Tuesday, June 12, 2012

meet vinny


why yes.  i did set my accordion in the yard just to take a picture of it.  i am that person, thank you very much.

and apparently i'm not the only person in zambia who has an appreciation for old-timey, slightly (or "really" depending on who you are) dorky instruments.



aw, look at that smile.


the best part is that one of our toughest boys at school was so taken with vinny that the only way i could get him to be obedient was to promise a lesson.  gotta say, i never thought i'd be using an accordion to make children mind.  but, hey.  whatever works.

Tuesday, June 5, 2012

first week back and...

i am voiceless.  makes for an interesting music teaching experience.  but thanks to my raspy whisper i got to experience:


1. the youngest of my students running up with joy, yelling, "ba leslie! ba leslie!" only to stop dead in their tracks awkwardly when i would respond with an unnaturally low, "hi-(squeak)-iii!"


2. my students proving that they actually learned something in my class last term when i could simply point to a circle on the board and they would yell out, "whole note!"


3. a slightly unconventional music class consisting of a room full of students dancing around and singing praises to God, while i simply smiled and danced along 


4. teaching my drama club members (that's right.  we have a drama club now!) how to play charades (for obvious reasons)  

hopefully next week i'll actually be able to talk and (heaven help me!) sing too!


ooh! and speaking of students and school and the like, check out our new school uniforms!  aren't they great!? 




here's a little video too, which also demonstrates the best my voice has been all week.


Monday, June 4, 2012

learning to say thank you

one of the things we are desperately trying to teach our kids at lifesong is a spirit of thankfulness.  let me make one thing very clear... with most of them this is an extremely difficult task.  


and understandably so when i stop to remind myself where these kids come from.  


since i was little i've been taught the importance of saying thank you, the value of being genuinely grateful for what i've been given.  but for my kids... when those closest to them don't give, but take... don't nurture but neglect... don't love but tolerate... how can they even begin to understand thankfulness?


i've been given much.  i understand that i don't deserve it.  i know i should be thankful.  even when i don't necessarily feel it i still get these simple truths.


they have been given little.  they think they deserve more.  they have never (until now) been taught how to be thankful.




recently i heard a sermon on how we have a tendency in ministry to get weighed down with the need around us and forget to just kneel before God in thanksgiving.

to be thankful that He is a personal God who really truly cares and sincerely loves everyone intimately (wow.  i mean seriously.  have you thought about how cool that is?)


thankful that He has instilled His own heart for others in each of His followers


thankful that He even wants me to be a part of His ministry


thankful that i have the opportunity to work with beautifully broken children who daily draw me closer to Him


thankful that i have family and friends who cheer for me when i succeed, weep with me when i fail, and miss me when i'm in africa


thankful that i get to live in an exoticly different country with the coolest team of people around (seriously, guys.  they're kind of awesome.)

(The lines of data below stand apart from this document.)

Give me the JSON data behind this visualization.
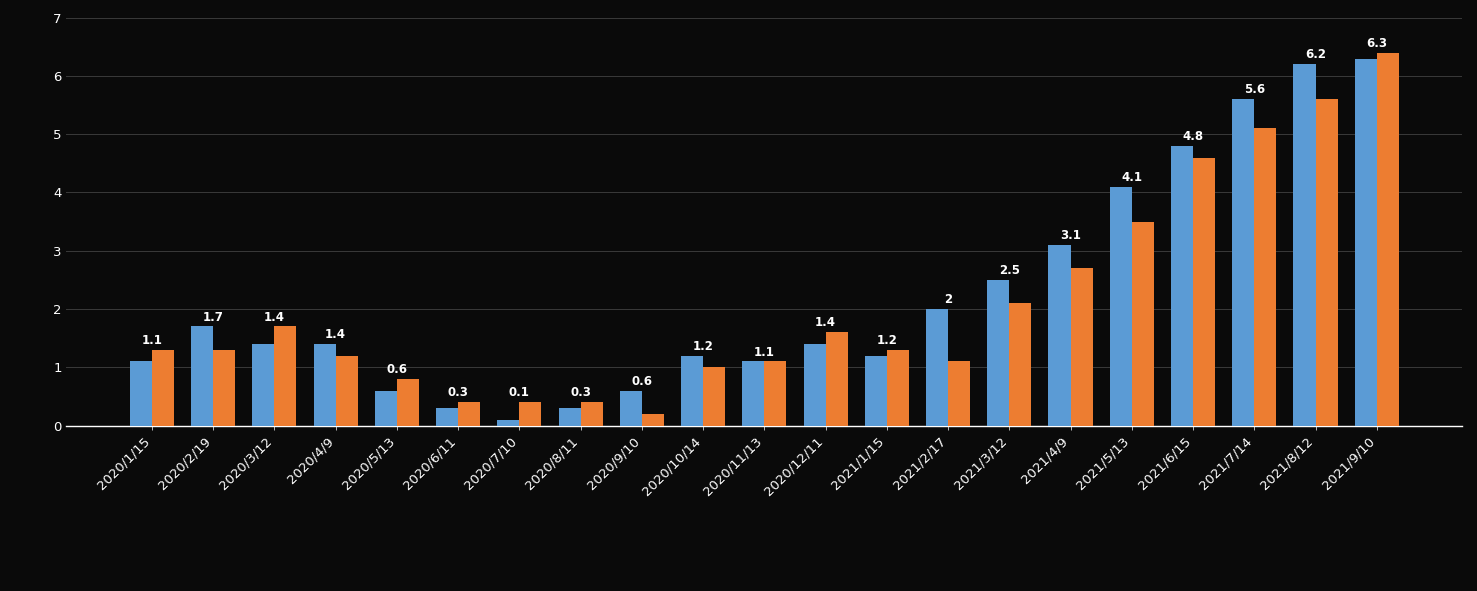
{
  "categories": [
    "2020/1/15",
    "2020/2/19",
    "2020/3/12",
    "2020/4/9",
    "2020/5/13",
    "2020/6/11",
    "2020/7/10",
    "2020/8/11",
    "2020/9/10",
    "2020/10/14",
    "2020/11/13",
    "2020/12/11",
    "2021/1/15",
    "2021/2/17",
    "2021/3/12",
    "2021/4/9",
    "2021/5/13",
    "2021/6/15",
    "2021/7/14",
    "2021/8/12",
    "2021/9/10"
  ],
  "blue_values": [
    1.1,
    1.7,
    1.4,
    1.4,
    0.6,
    0.3,
    0.1,
    0.3,
    0.6,
    1.2,
    1.1,
    1.4,
    1.2,
    2.0,
    2.5,
    3.1,
    4.1,
    4.8,
    5.6,
    6.2,
    6.3
  ],
  "orange_values": [
    1.3,
    1.3,
    1.7,
    1.2,
    0.8,
    0.4,
    0.4,
    0.4,
    0.2,
    1.0,
    1.1,
    1.6,
    1.3,
    1.1,
    2.1,
    2.7,
    3.5,
    4.6,
    5.1,
    5.6,
    6.4
  ],
  "blue_labels": [
    "1.1",
    "1.7",
    "1.4",
    "1.4",
    "0.6",
    "0.3",
    "0.1",
    "0.3",
    "0.6",
    "1.2",
    "1.1",
    "1.4",
    "1.2",
    "2",
    "2.5",
    "3.1",
    "4.1",
    "4.8",
    "5.6",
    "6.2",
    "6.3"
  ],
  "blue_color": "#5B9BD5",
  "orange_color": "#ED7D31",
  "background_color": "#0a0a0a",
  "grid_color": "#3a3a3a",
  "text_color": "#ffffff",
  "ylim": [
    0,
    7
  ],
  "yticks": [
    0,
    1,
    2,
    3,
    4,
    5,
    6,
    7
  ],
  "label_fontsize": 8.5,
  "tick_fontsize": 9.5,
  "bar_width": 0.36
}
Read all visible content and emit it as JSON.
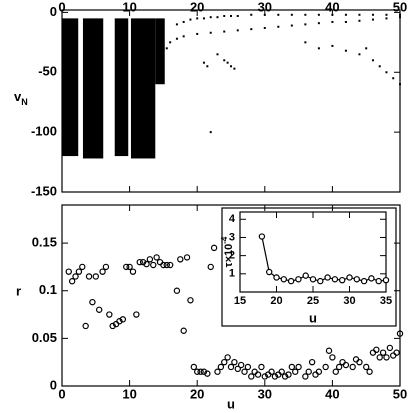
{
  "chart_data": [
    {
      "type": "scatter",
      "ylabel": "v",
      "ylabel_subscript": "N",
      "xlim": [
        0,
        50
      ],
      "xticks": [
        0,
        10,
        20,
        30,
        40,
        50
      ],
      "ylim": [
        -150,
        2
      ],
      "yticks": [
        0,
        -50,
        -100,
        -150
      ],
      "color": "#000000",
      "bands": [
        {
          "x": [
            0,
            2.4
          ],
          "y": [
            -120,
            -5
          ]
        },
        {
          "x": [
            3.1,
            6.1
          ],
          "y": [
            -122,
            -5
          ]
        },
        {
          "x": [
            7.8,
            9.8
          ],
          "y": [
            -120,
            -5
          ]
        },
        {
          "x": [
            10.2,
            13.8
          ],
          "y": [
            -122,
            -5
          ]
        },
        {
          "x": [
            13.8,
            15.2
          ],
          "y": [
            -60,
            -5
          ]
        }
      ],
      "series": [
        {
          "x": [
            15.5,
            16,
            17,
            18,
            20,
            22,
            24,
            26,
            28,
            30,
            32,
            34,
            36,
            38,
            40,
            42,
            44,
            46,
            48,
            50
          ],
          "values": [
            -30,
            -25,
            -22,
            -20,
            -18,
            -17,
            -16,
            -15,
            -14,
            -13,
            -12,
            -11,
            -10,
            -9,
            -8,
            -8,
            -7,
            -6,
            -5,
            -4
          ]
        },
        {
          "x": [
            17,
            18,
            19,
            20,
            21,
            22,
            23,
            24,
            25,
            26,
            28,
            30,
            32,
            34,
            36,
            38,
            40,
            42,
            44,
            46,
            48,
            50
          ],
          "values": [
            -10,
            -8,
            -6,
            -5,
            -5,
            -4,
            -4,
            -3,
            -3,
            -3,
            -2,
            -2,
            -2,
            -2,
            -2,
            -2,
            -2,
            -2,
            -2,
            -2,
            -2,
            -2
          ]
        },
        {
          "x": [
            21,
            21.5,
            22,
            23,
            24,
            24.5,
            25,
            25.5,
            36,
            38,
            40,
            42,
            44,
            45,
            46,
            47,
            48,
            49,
            50,
            1.5,
            4,
            9,
            12
          ],
          "values": [
            -42,
            -45,
            -100,
            -35,
            -40,
            -42,
            -45,
            -47,
            -25,
            -30,
            -28,
            -32,
            -35,
            -30,
            -40,
            -45,
            -50,
            -55,
            -60,
            -70,
            -60,
            -62,
            -58
          ]
        }
      ]
    },
    {
      "type": "scatter",
      "xlabel": "u",
      "ylabel": "r",
      "xlim": [
        0,
        50
      ],
      "xticks": [
        0,
        10,
        20,
        30,
        40,
        50
      ],
      "ylim": [
        0,
        0.19
      ],
      "yticks": [
        0,
        0.05,
        0.1,
        0.15
      ],
      "color": "#000000",
      "x": [
        1,
        1.5,
        2,
        2.5,
        3,
        3.5,
        4,
        4.5,
        5,
        5.5,
        6,
        6.5,
        7,
        7.5,
        8,
        8.5,
        9,
        9.5,
        10,
        10.5,
        11,
        11.5,
        12,
        12.5,
        13,
        13.5,
        14,
        14.5,
        15,
        15.5,
        16,
        17,
        17.5,
        18,
        18.5,
        19,
        19.5,
        20,
        20.5,
        21,
        21.5,
        22,
        22.5,
        23,
        23.5,
        24,
        24.5,
        25,
        25.5,
        26,
        26.5,
        27,
        27.5,
        28,
        28.5,
        29,
        29.5,
        30,
        30.5,
        31,
        31.5,
        32,
        32.5,
        33,
        33.5,
        34,
        34.5,
        35,
        36,
        36.5,
        37,
        37.5,
        38,
        39,
        39.5,
        40,
        40.5,
        41,
        41.5,
        42,
        43,
        43.5,
        44,
        45,
        45.5,
        46,
        46.5,
        47,
        47.5,
        48,
        48.5,
        49,
        49.5,
        50
      ],
      "values": [
        0.12,
        0.11,
        0.115,
        0.12,
        0.125,
        0.063,
        0.115,
        0.088,
        0.115,
        0.08,
        0.12,
        0.125,
        0.075,
        0.063,
        0.065,
        0.068,
        0.07,
        0.125,
        0.125,
        0.12,
        0.075,
        0.13,
        0.13,
        0.128,
        0.133,
        0.127,
        0.135,
        0.13,
        0.127,
        0.127,
        0.127,
        0.1,
        0.133,
        0.058,
        0.135,
        0.09,
        0.02,
        0.015,
        0.015,
        0.015,
        0.013,
        0.125,
        0.145,
        0.015,
        0.02,
        0.025,
        0.03,
        0.02,
        0.025,
        0.018,
        0.022,
        0.015,
        0.02,
        0.01,
        0.015,
        0.012,
        0.02,
        0.01,
        0.012,
        0.015,
        0.01,
        0.012,
        0.015,
        0.01,
        0.012,
        0.02,
        0.015,
        0.02,
        0.01,
        0.015,
        0.025,
        0.012,
        0.015,
        0.02,
        0.037,
        0.03,
        0.015,
        0.02,
        0.025,
        0.022,
        0.02,
        0.028,
        0.025,
        0.02,
        0.015,
        0.035,
        0.038,
        0.03,
        0.035,
        0.03,
        0.04,
        0.032,
        0.035,
        0.055
      ]
    },
    {
      "type": "line",
      "xlabel": "u",
      "ylabel": "τ×10",
      "ylabel_superscript": "-4",
      "xlim": [
        15,
        35
      ],
      "xticks": [
        15,
        20,
        25,
        30,
        35
      ],
      "ylim": [
        0,
        4.4
      ],
      "yticks": [
        1,
        2,
        3,
        4
      ],
      "color": "#000000",
      "x": [
        18,
        19,
        20,
        21,
        22,
        23,
        24,
        25,
        26,
        27,
        28,
        29,
        30,
        31,
        32,
        33,
        34,
        35
      ],
      "values": [
        3.05,
        1.1,
        0.8,
        0.7,
        0.6,
        0.7,
        0.9,
        0.7,
        0.6,
        0.8,
        0.7,
        0.65,
        0.8,
        0.7,
        0.6,
        0.75,
        0.6,
        0.65
      ]
    }
  ]
}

thankful that people will still read my blog even when i leave it dreadfully neglected (right?)

soon after that i was getting ready for bed and was struck with a somewhat sudden urge to fall to my knees and thank my Jesus for... oh lots of things.  i am confident God desires to hear our requests, desires, and lengthy tales of sorrow.  i also know that on that night He only required my joy.  my stories of blessing.  my thanks.


since then i've tried to make a habit of only praying prayers of thanks before bed.  and i've realized that as much as i thought i had to teach on the subject of thanksgiving, i also have a whole lot to learn.  


so now, though my days may be filled with requests for wisdom in how to teach children and patience when they don't always understand, i will look forward to falling asleep each night with a newly thankful heart.